Le 31 décembre de cette saison 2019/2020 qui s'élancera le 9 août prochain, le FCN va probablement conclure la pire décennie de son existence. Ironie du sort, le voisin rennais vient quant à lui de réaliser sa plus belle saison. Mais pour expliquer ces années de galère, il n'est point judicieux de superposer un miroir avec la politique sportive développée par le néo-rival ces dix mêmes années. Le Stade Rennais vient tout juste de dépoussiérer sa vitrine, laissons-lui ses reflets de braise quand bien même il va se chauffer une seconde saison de suite en Europe. Non, à Nantes, si cette dernière décennie s'est coloriée de « Rouge et noir », ce n'est pas tant qu'elle se serait hasardeusement inspirée de la bande à Pinault, mais bien parce qu'elle s'est nourrie du paradoxe « Rouge et noir », celui exposé par Stendhal au premier tiers du XIXe siècle, à travers son personnage Julien Sorel. Un homme ambitieux, orgueilleux, avec une certaine définition de la séduction et qui a misé sur le hasard pour prendre des décisions lourdes de conséquences. Une description familière dira-t-on du côté d'une bonne frange des supporters...

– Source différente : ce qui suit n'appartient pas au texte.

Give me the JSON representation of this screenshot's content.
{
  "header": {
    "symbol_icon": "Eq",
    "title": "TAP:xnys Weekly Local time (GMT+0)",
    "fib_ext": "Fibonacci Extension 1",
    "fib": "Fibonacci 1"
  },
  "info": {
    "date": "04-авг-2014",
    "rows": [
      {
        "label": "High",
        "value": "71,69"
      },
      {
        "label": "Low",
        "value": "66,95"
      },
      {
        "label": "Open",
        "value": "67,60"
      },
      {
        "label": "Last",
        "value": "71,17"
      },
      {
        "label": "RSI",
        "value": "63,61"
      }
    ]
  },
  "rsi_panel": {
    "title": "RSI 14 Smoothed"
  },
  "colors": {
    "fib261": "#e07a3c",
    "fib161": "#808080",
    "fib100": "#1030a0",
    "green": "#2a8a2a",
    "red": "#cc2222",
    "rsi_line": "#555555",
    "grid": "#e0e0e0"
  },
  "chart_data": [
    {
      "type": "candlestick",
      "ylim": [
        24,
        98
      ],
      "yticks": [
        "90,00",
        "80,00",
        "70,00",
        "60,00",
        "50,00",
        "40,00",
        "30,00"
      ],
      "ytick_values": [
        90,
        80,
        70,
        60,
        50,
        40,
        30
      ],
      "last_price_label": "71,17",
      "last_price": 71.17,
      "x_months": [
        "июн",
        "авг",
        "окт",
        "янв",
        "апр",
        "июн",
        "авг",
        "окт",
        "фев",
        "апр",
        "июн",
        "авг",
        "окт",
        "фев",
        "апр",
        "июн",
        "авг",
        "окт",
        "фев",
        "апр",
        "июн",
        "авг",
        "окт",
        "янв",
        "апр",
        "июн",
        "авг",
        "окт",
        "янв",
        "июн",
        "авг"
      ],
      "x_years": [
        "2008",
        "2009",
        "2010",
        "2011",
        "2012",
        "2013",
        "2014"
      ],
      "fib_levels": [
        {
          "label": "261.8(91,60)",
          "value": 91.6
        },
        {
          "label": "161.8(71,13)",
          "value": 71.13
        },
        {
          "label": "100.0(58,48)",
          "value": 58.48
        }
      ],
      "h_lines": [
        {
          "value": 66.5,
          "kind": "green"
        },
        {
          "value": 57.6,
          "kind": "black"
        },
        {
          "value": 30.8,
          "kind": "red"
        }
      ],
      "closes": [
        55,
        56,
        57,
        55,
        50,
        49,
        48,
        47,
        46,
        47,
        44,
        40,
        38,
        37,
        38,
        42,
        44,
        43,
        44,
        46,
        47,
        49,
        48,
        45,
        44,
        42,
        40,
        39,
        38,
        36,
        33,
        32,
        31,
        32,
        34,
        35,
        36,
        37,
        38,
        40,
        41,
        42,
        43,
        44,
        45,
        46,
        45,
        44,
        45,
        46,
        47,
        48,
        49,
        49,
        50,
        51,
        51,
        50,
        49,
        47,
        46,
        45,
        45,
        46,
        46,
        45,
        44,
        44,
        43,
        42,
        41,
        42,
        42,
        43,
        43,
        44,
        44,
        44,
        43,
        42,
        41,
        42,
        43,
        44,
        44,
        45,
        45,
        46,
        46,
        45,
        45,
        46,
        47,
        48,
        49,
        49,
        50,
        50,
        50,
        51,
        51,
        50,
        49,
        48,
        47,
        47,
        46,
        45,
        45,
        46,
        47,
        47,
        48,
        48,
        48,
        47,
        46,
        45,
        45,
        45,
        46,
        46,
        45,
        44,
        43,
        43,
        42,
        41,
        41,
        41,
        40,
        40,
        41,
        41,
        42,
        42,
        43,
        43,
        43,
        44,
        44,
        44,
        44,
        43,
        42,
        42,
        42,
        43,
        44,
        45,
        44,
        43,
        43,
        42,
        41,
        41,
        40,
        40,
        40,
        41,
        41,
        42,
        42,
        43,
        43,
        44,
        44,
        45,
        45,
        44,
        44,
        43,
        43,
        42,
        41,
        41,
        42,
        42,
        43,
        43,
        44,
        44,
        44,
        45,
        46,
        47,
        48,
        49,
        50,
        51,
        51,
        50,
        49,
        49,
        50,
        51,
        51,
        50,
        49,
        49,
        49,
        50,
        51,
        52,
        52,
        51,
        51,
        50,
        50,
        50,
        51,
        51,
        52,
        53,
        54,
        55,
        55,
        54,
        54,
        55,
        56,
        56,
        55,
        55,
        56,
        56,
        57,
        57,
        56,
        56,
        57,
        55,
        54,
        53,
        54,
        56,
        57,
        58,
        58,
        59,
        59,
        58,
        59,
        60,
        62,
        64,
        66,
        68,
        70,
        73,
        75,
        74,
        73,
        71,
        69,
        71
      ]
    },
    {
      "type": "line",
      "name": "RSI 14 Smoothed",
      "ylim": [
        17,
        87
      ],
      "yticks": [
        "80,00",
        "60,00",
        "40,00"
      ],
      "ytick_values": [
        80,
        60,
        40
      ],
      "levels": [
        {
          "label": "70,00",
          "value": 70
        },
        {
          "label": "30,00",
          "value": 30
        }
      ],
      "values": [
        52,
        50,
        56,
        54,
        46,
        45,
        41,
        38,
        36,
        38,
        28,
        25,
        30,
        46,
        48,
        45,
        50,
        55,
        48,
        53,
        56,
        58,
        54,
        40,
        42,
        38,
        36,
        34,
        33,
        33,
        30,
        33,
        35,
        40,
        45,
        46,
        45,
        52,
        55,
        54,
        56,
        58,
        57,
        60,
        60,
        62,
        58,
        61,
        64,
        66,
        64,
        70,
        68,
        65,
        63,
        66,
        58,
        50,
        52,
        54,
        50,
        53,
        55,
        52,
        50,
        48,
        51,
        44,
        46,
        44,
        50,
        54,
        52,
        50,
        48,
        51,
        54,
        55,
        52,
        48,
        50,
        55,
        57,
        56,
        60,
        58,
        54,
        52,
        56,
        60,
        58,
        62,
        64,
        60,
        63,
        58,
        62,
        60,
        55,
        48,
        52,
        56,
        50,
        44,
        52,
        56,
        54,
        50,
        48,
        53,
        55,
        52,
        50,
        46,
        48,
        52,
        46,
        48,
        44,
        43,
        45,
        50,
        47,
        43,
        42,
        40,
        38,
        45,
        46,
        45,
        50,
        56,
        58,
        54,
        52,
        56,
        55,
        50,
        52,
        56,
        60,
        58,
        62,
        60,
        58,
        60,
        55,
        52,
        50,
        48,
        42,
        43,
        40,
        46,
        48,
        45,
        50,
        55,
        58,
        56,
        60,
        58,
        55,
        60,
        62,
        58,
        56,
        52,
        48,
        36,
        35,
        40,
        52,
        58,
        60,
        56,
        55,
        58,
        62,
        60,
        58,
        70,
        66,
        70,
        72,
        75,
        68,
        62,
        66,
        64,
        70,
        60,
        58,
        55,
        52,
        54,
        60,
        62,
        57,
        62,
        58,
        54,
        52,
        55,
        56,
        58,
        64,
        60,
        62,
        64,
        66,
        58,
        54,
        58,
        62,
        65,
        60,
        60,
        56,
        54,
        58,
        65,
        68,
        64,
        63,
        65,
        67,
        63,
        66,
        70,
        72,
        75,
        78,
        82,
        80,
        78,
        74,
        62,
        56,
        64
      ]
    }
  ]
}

La décennie 2010, une vierge farouche

Dans tout sport, il est anachronique de vouloir comparer les époques sans contextualiser une performance. Est-il judicieux de reprocher à la famille Kita, propriétaire du FCN depuis la première rétrogradation de son histoire, en 2007, de ne pas avoir complété l'un des palmarès les plus fournis du foot français alors qu'un club dispose depuis 2011 de moyens financiers jamais atteints sur notre territoire ? Est-il honnête de ne pas accorder au père et au fils, tant décriés depuis leur arrivée sur les bords de l'Erdre, cette circonstance atténuante ; celle d'un mastodonte qui a raflé six titres de champions de France, autant de Coupes de la Ligue et cinq Coupes de France lors des dix dernières saisons ?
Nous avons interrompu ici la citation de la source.